The psychodynamic indicators, as described in Chapter Six, attempt to provide elements that might be of assistance when it comes to assessing the suitability of a patient for the psychoanalytic psychotherapies in general. In the previous chapter, I attempted to set out my position to the effect that not all of the psychotherapies will attain the same therapeutic aims, and neither do they use the same method. While it has always been easier to make this distinction between the supportive and the brief or focal psychotherapies in relation to psychoanalytic psychotherapy, as we have seen, it is not always so easy to do so between this latter practice and psychoanalysis.

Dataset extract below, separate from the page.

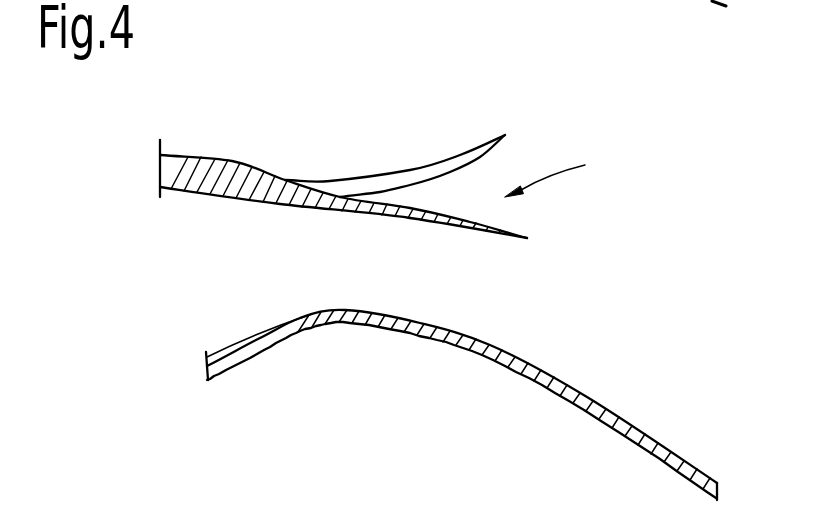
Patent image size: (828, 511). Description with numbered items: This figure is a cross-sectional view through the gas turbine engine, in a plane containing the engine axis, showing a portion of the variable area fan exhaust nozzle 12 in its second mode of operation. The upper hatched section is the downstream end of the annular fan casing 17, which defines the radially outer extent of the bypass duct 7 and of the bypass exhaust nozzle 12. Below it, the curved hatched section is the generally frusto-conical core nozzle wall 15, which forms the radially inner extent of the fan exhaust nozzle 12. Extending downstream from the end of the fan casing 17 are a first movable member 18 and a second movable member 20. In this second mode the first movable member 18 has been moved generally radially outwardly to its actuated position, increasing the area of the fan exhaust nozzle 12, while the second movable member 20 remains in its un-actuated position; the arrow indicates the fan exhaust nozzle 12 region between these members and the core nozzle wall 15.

Taking into account what we have noted in the previous chapter, it is worth examining, from the point of view of the psychodynamic indicators, whether it is legitimate to make a choice between either or both therapeutic practices.

Put another way, when a patient, after being examined for the psychodynamic indicators, tests positively in terms of meeting the conditions to benefit from a psychoanalytically based treatment, we wish to elucidate which treatment to choose: brief or supportive psychotherapy, or otherwise psychoanalytic psychotherapy, or psy-choanalysis.1 In this chapter, we shall look at the indication for psychoanalytic psychotherapy, which then becomes an indication for psychoanalysis,2 with the arguments supporting this choice, for which I have drawn on clinical material.